Which scene is the most charming for a first-timer to start with?
Begin with the bowl of candy corn that has a tiny ghost and a small pumpkin peeking out. It is small, sweet and made of big simple shapes, so it builds confidence fast. From there the grinning jack o lantern on the porch step is a natural next step, with its single friendly face and plenty of open space inside the pumpkin.
What colors work best for the cute cauldron and witch hat scenes?
Purples and greens are the classic mix for the witch hat on a bubbling cauldron with stars, and a glowing green or orange for the bubbles reads as friendly magic rather than menace. For the cauldron over logs with two bats, warm orange firelight against a deep night sky makes the whole pot feel cozy, and you can leave the stars as bright white paper.
Which pages have the cats, and are they easy to color?
Two scenes star a cat. One peeks over a cauldron rim with just its eyes and ears showing, and the other sits on a fence beside a carved pumpkin under a full moon. Both use thick outlines and large open shapes, so the cats fill in quickly, and a single bold black with white paper left for the moon makes a striking, simple result.
How can I use these pages to decorate for a Halloween party?
String a few along a wall like cheerful bunting. The cute bats crossing a big full moon, the crooked haunted house on a hill with its friendly ghost, and the cat on the fence under the moon all share that round-moon, night-sky look, so coloring them in the same palette gives you a matching set. They make playful, low-key decor that will not frighten any small trick-or-treaters.
Which scene is the most playful to color with a group of kids?
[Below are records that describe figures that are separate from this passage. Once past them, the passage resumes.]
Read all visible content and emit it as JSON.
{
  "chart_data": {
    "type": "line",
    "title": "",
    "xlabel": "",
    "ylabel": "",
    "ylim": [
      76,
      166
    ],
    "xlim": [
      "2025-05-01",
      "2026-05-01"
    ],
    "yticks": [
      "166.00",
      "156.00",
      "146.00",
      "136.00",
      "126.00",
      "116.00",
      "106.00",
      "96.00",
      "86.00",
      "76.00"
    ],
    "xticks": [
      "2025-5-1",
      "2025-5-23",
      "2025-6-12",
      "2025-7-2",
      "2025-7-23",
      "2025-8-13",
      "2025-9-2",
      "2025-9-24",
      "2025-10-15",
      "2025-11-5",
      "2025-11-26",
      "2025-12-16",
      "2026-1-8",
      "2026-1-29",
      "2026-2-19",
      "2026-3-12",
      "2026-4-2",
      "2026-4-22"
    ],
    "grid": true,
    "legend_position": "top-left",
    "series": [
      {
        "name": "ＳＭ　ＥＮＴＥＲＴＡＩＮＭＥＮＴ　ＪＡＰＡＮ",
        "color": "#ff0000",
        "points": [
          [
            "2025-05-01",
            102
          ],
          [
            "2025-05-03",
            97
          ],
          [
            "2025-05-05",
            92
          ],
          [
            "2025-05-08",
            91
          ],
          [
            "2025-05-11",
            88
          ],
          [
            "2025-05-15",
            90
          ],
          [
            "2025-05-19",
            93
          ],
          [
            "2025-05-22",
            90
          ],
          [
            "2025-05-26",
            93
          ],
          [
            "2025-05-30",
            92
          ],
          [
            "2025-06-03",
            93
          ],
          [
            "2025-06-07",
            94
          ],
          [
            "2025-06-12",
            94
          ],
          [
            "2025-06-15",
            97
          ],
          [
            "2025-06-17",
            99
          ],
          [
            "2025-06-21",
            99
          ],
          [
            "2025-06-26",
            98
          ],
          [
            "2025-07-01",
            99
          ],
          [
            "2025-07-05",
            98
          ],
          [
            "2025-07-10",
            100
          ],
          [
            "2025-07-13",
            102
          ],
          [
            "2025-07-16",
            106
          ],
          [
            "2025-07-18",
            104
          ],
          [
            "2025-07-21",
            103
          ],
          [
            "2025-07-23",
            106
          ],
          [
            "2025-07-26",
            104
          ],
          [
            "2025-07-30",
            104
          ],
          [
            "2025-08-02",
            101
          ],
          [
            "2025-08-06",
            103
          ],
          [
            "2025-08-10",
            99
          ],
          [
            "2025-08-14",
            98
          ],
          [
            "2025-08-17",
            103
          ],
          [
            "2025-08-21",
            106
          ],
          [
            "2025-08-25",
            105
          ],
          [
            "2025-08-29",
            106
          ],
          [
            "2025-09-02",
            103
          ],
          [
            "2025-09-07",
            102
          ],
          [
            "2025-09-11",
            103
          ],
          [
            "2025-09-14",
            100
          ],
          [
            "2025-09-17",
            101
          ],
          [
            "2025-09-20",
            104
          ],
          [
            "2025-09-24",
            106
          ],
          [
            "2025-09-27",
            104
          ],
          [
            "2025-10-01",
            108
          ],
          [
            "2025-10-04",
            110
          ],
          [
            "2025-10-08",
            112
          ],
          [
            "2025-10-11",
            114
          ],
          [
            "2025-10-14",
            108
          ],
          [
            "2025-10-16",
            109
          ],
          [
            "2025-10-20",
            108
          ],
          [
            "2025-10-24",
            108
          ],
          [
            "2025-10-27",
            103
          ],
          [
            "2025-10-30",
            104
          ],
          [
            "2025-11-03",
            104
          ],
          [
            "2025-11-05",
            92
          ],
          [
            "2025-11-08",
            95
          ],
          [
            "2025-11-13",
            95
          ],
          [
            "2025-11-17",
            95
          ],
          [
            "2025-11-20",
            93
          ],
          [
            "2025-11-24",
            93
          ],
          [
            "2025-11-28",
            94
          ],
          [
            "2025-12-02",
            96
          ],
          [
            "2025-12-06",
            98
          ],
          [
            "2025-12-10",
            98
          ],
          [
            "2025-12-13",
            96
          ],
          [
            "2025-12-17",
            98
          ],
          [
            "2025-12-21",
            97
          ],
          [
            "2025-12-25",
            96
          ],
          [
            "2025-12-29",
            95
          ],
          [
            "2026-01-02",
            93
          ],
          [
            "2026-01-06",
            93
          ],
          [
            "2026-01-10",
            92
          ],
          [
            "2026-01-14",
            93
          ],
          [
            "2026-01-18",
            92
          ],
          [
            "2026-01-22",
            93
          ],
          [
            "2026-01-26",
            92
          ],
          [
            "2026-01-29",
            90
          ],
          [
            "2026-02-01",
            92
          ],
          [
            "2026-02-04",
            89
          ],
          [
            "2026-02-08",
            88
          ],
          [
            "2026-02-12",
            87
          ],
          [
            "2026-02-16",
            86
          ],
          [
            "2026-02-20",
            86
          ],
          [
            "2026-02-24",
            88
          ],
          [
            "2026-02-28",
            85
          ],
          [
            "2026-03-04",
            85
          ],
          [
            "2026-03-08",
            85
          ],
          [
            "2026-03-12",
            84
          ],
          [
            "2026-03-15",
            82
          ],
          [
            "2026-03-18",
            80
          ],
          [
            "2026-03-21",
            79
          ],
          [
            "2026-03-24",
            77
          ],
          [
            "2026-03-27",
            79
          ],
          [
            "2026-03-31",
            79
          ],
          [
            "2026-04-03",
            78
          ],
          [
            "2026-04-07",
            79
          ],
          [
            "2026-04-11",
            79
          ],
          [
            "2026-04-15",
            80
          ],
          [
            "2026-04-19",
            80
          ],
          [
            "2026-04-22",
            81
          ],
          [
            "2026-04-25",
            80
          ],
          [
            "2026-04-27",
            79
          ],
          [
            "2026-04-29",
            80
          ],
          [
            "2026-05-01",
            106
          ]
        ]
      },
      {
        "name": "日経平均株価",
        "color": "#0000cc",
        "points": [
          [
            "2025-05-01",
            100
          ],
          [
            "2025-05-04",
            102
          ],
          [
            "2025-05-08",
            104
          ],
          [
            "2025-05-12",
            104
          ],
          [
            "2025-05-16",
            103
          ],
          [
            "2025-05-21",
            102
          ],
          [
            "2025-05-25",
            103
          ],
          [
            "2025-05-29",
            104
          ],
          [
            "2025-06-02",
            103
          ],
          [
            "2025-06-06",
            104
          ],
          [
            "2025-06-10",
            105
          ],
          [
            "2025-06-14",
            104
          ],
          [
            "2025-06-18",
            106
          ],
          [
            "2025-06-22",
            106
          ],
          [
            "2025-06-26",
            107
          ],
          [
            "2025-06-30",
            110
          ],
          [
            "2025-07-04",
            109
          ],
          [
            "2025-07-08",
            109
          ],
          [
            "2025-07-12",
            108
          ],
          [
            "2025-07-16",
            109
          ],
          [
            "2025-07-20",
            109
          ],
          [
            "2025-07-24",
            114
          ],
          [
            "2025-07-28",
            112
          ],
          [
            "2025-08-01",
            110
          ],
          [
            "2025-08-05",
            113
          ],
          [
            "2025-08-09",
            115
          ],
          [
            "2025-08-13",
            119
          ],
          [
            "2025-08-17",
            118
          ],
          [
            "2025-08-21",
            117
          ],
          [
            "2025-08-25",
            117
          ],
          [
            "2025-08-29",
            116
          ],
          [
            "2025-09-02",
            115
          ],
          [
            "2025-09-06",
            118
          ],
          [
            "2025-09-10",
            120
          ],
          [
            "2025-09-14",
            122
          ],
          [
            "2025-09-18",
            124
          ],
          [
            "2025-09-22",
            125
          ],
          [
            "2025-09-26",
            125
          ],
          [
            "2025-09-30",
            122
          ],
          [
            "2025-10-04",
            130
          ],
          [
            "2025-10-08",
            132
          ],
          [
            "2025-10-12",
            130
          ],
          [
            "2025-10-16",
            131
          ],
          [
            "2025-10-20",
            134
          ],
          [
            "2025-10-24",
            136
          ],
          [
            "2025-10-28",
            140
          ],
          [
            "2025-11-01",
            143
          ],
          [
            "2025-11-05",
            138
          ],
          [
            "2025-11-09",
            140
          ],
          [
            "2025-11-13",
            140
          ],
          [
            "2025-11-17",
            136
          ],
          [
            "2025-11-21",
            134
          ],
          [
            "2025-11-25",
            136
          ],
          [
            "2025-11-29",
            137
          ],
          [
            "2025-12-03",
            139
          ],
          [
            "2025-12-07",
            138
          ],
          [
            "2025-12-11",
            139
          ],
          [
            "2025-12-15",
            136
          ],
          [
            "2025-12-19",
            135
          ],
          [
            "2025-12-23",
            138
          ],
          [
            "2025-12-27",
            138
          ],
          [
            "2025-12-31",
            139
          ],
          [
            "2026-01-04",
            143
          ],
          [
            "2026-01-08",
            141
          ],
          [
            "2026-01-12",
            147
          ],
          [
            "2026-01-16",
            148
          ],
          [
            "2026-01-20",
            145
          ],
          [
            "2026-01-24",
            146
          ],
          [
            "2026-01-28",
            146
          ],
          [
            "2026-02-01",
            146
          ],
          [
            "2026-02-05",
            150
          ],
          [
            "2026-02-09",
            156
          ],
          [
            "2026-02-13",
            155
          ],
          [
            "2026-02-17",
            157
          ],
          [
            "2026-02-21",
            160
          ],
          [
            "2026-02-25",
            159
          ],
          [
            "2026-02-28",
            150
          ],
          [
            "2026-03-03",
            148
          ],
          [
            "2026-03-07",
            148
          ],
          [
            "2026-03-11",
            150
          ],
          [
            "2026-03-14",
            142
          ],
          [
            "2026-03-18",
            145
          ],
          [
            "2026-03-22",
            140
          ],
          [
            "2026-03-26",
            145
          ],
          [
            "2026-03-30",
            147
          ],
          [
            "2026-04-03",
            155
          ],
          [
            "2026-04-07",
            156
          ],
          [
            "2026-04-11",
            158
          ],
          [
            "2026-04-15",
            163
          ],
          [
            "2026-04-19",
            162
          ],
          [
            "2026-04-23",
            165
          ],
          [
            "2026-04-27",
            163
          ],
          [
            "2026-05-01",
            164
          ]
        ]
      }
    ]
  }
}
The cute bats scattered across a big full moon is a crowd-pleaser, since each bat can be its own goofy color and there are plenty to go around if several kids share the page idea. The friendly ghost dog floating through a fenced yard is just as fun, especially for anyone who would rather color something sweet than spooky.
Do these still feel right after Halloween night is over?
They do. Because the scenes are cute rather than tied to one date, the grinning jack o lantern, the smiling ghost over the graveyard, and the bubbling cauldron stay enjoyable all through the autumn weeks on either side of the holiday. They are a warm, low-stress way to lean into the season whenever the mood strikes.
Can these be colored on a tablet instead of on paper?
Yes. Each page is a PDF you can import into a tablet app that opens PDFs, then color with a stylus instead of pens. The crooked haunted house and the moonlit graveyard work nicely this way, since you can lay down a dark night sky digitally and still keep the ghost and moon glowing on top.